Handball: OSC gewinnt das Spitzenspiel
VON KRISTOF KÖLLER - zuletzt aktualisiert: 16.11.2009Der Handball-Regionalligist behält im Verfolger-Duell gegen Eintracht Hagen mit 29:27 die Oberhand. Mit einer kompakten Abwehr und Torhüter Sebastian Schmidt als starkem Rückhalt kompensierten die Rheinhauser so manchen Durchhänger.
So manches ist schon jetzt absolut Zweitliga-reif beim OSC Rheinhausen. Die Kulisse etwa. Weit mehr als 1000 Zuschauer fanden gestern den Weg in die Sporthalle an der Krefelder Straße.
Auch an der Sponsorenfront ist der (Noch-) Regionalligist mittlerweile augenscheinlich gut aufgestellt. Davon zeugen die breitflächigen Werbebanner an der Hallenwand.
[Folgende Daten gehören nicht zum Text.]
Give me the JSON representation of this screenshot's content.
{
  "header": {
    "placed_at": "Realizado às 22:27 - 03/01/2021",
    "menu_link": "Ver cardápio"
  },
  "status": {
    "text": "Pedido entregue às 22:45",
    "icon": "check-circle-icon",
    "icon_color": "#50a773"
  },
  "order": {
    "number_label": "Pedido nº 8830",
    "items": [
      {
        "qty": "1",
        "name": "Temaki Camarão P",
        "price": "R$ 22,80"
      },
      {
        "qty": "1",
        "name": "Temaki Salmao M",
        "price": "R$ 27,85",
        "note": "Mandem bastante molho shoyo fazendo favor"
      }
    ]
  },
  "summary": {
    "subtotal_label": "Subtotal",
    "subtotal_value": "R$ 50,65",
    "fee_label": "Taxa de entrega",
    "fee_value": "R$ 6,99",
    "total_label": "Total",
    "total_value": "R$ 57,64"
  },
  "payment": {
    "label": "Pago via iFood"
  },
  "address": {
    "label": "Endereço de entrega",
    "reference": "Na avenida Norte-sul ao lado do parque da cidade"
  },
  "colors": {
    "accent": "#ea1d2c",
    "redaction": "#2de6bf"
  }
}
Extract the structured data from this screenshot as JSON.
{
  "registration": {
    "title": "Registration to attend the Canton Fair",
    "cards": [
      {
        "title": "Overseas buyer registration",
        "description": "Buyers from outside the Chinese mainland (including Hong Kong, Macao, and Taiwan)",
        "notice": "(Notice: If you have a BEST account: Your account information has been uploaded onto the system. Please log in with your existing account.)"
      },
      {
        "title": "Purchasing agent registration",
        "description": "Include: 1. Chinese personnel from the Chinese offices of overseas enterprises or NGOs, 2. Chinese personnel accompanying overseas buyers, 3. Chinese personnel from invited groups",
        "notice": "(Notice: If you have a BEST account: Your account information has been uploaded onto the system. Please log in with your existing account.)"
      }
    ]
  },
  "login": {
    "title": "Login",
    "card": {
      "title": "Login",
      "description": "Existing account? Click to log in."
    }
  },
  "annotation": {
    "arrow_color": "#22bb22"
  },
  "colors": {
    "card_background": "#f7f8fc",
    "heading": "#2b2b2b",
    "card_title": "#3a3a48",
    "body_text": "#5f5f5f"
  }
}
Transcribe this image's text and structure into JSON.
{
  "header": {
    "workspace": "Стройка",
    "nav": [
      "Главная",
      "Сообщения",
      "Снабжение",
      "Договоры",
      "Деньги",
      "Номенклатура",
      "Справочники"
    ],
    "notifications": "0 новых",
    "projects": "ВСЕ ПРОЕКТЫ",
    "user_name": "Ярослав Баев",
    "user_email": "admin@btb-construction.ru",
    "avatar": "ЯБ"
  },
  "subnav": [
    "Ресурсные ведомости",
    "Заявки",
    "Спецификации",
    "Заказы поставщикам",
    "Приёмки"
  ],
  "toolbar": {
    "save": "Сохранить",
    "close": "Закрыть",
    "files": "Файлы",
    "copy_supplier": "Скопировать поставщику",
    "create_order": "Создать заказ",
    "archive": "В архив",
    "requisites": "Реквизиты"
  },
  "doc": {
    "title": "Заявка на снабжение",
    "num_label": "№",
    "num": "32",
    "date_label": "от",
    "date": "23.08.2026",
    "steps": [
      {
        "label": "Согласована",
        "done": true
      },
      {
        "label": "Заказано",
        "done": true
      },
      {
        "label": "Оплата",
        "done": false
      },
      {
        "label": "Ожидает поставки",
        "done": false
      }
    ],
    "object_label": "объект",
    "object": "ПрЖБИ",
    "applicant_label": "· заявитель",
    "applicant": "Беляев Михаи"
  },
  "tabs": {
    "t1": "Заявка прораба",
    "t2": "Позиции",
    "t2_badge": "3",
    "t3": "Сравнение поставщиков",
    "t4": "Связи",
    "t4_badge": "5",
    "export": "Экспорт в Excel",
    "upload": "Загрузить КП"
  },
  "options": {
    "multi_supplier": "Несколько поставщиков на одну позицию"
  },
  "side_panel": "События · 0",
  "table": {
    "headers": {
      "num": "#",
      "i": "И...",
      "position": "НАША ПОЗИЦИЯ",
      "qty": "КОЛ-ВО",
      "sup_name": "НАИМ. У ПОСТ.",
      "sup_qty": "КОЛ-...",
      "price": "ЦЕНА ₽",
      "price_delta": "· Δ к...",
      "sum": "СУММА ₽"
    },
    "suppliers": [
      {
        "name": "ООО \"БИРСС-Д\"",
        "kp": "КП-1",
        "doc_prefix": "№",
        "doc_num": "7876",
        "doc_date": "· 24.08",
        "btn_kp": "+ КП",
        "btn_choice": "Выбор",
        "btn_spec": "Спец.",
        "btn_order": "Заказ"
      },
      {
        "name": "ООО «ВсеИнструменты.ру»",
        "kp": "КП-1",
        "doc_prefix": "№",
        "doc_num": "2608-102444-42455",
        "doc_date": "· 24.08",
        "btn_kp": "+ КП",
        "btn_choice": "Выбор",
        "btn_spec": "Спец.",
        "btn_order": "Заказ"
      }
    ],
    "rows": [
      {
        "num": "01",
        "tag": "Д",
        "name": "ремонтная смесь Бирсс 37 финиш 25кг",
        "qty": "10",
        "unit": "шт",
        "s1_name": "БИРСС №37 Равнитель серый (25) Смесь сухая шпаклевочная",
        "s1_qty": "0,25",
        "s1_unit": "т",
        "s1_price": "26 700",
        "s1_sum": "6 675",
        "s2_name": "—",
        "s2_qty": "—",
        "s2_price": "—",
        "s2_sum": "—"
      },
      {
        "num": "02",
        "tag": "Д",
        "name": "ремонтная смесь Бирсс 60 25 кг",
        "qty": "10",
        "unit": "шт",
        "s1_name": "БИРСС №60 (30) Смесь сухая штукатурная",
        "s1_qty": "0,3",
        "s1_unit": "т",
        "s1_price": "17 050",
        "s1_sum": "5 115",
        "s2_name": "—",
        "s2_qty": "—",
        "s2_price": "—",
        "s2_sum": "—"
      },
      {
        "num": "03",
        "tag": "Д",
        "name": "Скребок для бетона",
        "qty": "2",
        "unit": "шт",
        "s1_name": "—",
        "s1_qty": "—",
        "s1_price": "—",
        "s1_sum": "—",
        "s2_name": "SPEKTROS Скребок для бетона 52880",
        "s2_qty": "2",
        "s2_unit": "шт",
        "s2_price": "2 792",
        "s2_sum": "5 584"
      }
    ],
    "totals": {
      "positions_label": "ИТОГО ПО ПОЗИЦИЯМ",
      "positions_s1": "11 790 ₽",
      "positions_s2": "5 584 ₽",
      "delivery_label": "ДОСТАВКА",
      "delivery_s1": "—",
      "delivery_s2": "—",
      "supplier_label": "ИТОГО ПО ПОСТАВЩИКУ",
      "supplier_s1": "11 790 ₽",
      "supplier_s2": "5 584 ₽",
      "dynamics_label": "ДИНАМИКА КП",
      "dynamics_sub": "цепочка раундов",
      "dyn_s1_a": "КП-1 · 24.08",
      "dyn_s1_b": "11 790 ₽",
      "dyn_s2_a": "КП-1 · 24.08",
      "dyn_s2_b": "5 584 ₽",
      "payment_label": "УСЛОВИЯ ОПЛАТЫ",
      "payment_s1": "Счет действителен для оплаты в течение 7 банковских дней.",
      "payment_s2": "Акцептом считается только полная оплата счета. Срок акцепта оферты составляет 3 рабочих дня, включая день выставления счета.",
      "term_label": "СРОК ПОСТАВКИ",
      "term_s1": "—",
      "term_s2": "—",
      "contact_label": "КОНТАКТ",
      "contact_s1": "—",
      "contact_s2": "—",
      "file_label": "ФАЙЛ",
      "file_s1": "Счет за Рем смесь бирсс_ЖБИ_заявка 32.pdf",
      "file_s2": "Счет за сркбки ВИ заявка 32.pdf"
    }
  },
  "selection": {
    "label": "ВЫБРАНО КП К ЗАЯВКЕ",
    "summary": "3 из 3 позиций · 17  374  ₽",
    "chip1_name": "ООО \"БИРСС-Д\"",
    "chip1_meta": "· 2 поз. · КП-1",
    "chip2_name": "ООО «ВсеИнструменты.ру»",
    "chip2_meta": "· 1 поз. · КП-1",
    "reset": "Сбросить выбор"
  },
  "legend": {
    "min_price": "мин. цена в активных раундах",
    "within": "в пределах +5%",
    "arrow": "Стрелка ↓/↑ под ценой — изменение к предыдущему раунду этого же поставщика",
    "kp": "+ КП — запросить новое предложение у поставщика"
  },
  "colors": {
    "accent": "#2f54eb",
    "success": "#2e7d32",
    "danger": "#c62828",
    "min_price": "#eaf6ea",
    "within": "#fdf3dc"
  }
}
Sportlich befindet sich die Mannschaft auf dem besten Wege, die Rückkehr ins Bundesliga-Unterhaus zu schaffen. Mit 29:27 (13:13) setzte sich der OSC im Verfolger-Duell gegen Eintracht Hagen durch – so steigt man auf.
Die Ruhe bewahrt
An und für sich hatten sich die Rheinhauser im Laufe der Partie zu viele Durchhänger erlaubt, um als Sieger vom Feld zu gehen. Die 13:9-Führung (27.) gaben Jörg Schürmann und Co. bis zur Pause aus der Hand, und auch nach dem 19:14 (41.) wurde es nochmal eng. Das war unnötig. Aber: Die Art und Weise, wie sich der OSC den Vorsprung erspielte und danach in den prekären Phasen die Ruhe behielt – das war Handball im Stile einer Spitzenmannschaft.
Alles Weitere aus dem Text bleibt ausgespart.